After the fall of the Berlin Wall and, with it, Soviet communism, one of the great joys for this former US Army Signal Corps officer was getting to talk with a former East German officer who came to work for our company a few years later.

"How real was it?" I asked him one evening over dinner, referring to the Soviet threat which we basically had spent every waking moment thinking about.   In precise English, he told me, "None of it.  We were more scared than you."   The seven Spetznaz divisions had low morale and the TO&E(Table of Organization and Equipment ) we would get from spies was fabricated - if they had 10 tanks, for example, they might have only one necessary part to make them run so they would place it in various tanks, move them, and make it appear as if they were active units.

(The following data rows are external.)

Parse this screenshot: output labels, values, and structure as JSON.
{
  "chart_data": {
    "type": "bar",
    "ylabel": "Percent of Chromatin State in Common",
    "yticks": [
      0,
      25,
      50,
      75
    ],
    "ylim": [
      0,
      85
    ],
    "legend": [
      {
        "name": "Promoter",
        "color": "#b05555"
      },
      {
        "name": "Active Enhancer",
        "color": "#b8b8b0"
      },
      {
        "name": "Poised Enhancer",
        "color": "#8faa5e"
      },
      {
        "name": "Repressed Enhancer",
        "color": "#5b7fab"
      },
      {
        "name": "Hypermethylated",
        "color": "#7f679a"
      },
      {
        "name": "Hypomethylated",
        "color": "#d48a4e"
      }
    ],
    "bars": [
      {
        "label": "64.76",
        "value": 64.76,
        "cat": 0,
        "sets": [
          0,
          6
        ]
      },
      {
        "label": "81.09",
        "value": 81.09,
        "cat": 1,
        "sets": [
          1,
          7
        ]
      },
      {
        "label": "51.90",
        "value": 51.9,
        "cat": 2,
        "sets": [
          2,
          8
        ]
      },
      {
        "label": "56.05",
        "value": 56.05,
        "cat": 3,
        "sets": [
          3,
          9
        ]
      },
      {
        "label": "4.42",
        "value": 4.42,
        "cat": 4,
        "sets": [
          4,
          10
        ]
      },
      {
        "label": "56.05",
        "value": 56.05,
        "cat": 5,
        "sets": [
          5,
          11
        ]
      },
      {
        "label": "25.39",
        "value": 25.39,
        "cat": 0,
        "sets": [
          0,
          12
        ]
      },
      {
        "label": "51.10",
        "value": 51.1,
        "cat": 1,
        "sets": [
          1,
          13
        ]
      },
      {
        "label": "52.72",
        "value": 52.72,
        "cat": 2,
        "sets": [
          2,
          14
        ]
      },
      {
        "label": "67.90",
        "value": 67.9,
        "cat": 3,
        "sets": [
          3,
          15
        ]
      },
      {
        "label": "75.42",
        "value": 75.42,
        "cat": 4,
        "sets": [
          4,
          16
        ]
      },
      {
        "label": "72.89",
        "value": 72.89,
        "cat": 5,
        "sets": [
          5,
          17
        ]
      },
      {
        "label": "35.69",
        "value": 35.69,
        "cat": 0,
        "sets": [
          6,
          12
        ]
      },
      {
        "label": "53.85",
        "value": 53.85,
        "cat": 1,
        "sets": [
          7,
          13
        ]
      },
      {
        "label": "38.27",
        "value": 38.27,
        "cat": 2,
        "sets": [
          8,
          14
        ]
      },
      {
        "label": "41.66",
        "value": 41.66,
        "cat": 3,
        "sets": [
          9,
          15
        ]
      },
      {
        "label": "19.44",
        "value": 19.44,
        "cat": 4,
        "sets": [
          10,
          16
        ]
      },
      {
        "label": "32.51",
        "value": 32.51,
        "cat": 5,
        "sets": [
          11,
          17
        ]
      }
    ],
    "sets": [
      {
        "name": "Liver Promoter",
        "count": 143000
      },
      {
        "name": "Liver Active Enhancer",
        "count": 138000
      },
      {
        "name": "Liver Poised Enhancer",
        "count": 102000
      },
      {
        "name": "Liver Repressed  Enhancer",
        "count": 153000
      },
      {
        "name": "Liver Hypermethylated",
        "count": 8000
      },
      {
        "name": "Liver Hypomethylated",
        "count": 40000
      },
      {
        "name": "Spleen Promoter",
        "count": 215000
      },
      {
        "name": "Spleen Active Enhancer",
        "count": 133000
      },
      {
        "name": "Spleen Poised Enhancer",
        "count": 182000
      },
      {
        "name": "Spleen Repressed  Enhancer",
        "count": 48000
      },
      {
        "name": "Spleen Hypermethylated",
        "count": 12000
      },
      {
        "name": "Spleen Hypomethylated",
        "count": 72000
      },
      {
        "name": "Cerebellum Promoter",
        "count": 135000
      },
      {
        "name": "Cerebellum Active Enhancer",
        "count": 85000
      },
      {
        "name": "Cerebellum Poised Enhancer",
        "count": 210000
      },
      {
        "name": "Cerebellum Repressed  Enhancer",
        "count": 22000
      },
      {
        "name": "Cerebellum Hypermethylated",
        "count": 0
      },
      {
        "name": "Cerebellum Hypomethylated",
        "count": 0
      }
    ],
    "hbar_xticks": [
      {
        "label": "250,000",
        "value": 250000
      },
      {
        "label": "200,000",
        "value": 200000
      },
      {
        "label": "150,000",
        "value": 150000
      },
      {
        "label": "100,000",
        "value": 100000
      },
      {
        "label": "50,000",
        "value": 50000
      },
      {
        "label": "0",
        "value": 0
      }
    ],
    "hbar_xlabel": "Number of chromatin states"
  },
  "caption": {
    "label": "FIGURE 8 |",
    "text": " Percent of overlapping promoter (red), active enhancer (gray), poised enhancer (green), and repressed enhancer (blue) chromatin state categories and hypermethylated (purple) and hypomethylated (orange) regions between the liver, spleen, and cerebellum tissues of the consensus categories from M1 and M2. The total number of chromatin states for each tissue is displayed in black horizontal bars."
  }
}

And then there were inflatables.   Camouflaged fakes designed to look like they were real.   our talk was in 1997.  Sometimes what is old is new again.

A company called Rusbal is hoping to work with Russia's Defense Ministry to create a line of inflatable weapons - fakes - that visually, with heat signatures, and on radar appear to be real.  Rusbal presumably stands for Russian Balloons but I can't say that for sure.    To pull it off, a tank might have a thin metal lining for radar and a heater inside for thermal so a $12,000 fake could look real enough to lure a $1 million missile.

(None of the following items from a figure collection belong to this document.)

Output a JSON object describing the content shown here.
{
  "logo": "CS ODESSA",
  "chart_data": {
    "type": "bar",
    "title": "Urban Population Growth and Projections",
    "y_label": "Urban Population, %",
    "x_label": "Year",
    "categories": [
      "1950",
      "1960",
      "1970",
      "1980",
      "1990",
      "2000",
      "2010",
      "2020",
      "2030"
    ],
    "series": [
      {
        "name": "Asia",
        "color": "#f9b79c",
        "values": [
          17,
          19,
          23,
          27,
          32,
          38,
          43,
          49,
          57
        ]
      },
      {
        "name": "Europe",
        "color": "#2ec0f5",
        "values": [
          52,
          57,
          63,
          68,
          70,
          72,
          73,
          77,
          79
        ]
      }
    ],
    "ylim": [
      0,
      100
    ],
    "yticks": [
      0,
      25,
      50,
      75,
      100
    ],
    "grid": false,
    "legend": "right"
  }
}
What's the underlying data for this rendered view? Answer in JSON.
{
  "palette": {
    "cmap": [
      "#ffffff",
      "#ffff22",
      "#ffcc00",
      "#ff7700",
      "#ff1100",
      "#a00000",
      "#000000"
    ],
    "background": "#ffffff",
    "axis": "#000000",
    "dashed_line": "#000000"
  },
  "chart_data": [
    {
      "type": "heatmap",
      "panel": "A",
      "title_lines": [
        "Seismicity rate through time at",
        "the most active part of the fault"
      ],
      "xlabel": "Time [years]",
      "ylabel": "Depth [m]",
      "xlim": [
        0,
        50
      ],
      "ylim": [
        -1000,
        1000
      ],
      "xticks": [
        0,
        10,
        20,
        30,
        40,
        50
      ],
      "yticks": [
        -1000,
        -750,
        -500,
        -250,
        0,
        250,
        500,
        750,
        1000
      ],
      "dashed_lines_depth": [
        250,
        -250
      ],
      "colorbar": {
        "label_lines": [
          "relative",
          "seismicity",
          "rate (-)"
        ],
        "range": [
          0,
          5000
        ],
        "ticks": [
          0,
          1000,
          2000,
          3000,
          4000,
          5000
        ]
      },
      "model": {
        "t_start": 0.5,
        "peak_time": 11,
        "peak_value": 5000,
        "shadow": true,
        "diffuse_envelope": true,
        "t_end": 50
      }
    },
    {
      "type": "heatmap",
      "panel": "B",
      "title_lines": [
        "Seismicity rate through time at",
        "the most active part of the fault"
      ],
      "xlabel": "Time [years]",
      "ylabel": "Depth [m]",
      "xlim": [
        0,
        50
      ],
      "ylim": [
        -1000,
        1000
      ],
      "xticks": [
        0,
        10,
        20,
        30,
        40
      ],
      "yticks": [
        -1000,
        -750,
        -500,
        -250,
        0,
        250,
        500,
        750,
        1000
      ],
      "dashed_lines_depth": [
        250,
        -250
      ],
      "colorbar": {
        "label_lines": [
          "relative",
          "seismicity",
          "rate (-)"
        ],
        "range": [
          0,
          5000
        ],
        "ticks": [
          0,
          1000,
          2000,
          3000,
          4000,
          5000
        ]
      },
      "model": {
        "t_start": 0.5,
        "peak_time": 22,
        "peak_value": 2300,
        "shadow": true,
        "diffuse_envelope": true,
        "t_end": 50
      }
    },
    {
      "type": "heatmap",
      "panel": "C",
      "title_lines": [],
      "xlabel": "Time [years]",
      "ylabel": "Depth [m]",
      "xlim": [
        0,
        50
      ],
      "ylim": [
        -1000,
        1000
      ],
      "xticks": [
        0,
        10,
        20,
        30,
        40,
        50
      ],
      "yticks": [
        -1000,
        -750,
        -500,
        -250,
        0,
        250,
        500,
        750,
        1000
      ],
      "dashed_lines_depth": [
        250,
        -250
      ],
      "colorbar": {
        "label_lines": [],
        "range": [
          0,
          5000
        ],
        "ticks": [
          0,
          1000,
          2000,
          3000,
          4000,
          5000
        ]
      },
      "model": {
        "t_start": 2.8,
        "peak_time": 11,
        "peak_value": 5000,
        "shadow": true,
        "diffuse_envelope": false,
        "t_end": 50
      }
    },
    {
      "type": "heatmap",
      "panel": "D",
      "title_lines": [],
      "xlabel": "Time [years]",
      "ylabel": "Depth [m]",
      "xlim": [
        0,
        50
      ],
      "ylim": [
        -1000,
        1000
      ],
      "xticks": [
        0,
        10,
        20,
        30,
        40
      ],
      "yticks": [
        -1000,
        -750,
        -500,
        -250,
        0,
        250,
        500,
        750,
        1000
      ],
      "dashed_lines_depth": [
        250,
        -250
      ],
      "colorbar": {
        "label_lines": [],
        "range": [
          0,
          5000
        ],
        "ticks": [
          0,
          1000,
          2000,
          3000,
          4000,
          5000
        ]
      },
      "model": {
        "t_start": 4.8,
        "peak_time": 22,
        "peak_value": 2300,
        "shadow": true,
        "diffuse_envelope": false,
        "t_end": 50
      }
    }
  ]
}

Inflatable decoy.  Courtesy: Rusbal

Inflatables are nothing new, of course.    One head fake for the invasion of Normandy in World War 2 was Gen. George S. Patton in command of an inflatable army on the coast of Dover, which made the Germans think the invasion would come at Calais rather than 150 miles west, where it did.   That decoy army was part of the reason for D-Day success, along with the Germans misunderstanding of American politics.  It was unthinkable that America's 'best' general was not being used for the important invasion due to unpopularity at home (1) and so their willingness to accept fakes was heightened.

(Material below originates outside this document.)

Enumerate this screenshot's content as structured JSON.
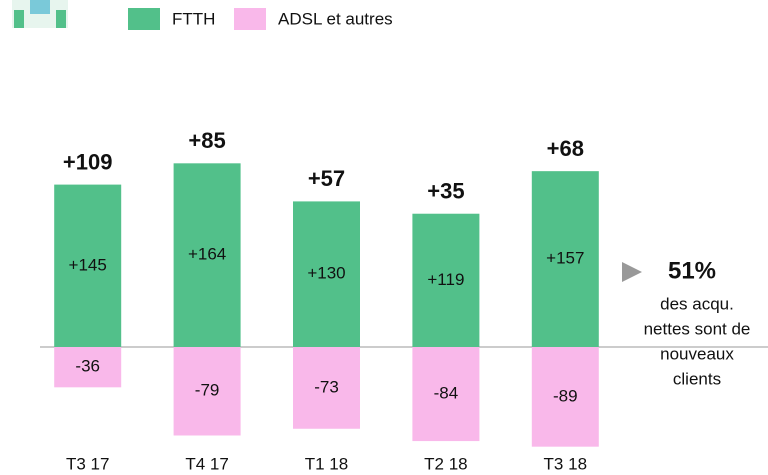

B-26 full-size inflatable decoy Patten company
A full-size inflatable B-26 from World War 2.  Credit: Patten Company.

Rusbal isn't some new player in an amped-up Russian military effort.   The bulk of their business comes from 'bounce houses' like our kids play in and traditional hot air balloons.

NOTE:

(1) No one is in the doghouse forever and in August, 1944 he was allowed to go to Europe where he astonished friend and foe alike with his march across France.    That December, during the Ardennes German counteroffensive (Battle of the Bulge) Patton rushed his troops to the area and achieved what former subordinate and then superior Omar Bradley called "one of the most astonishing feats of generalship of our campaign in the west".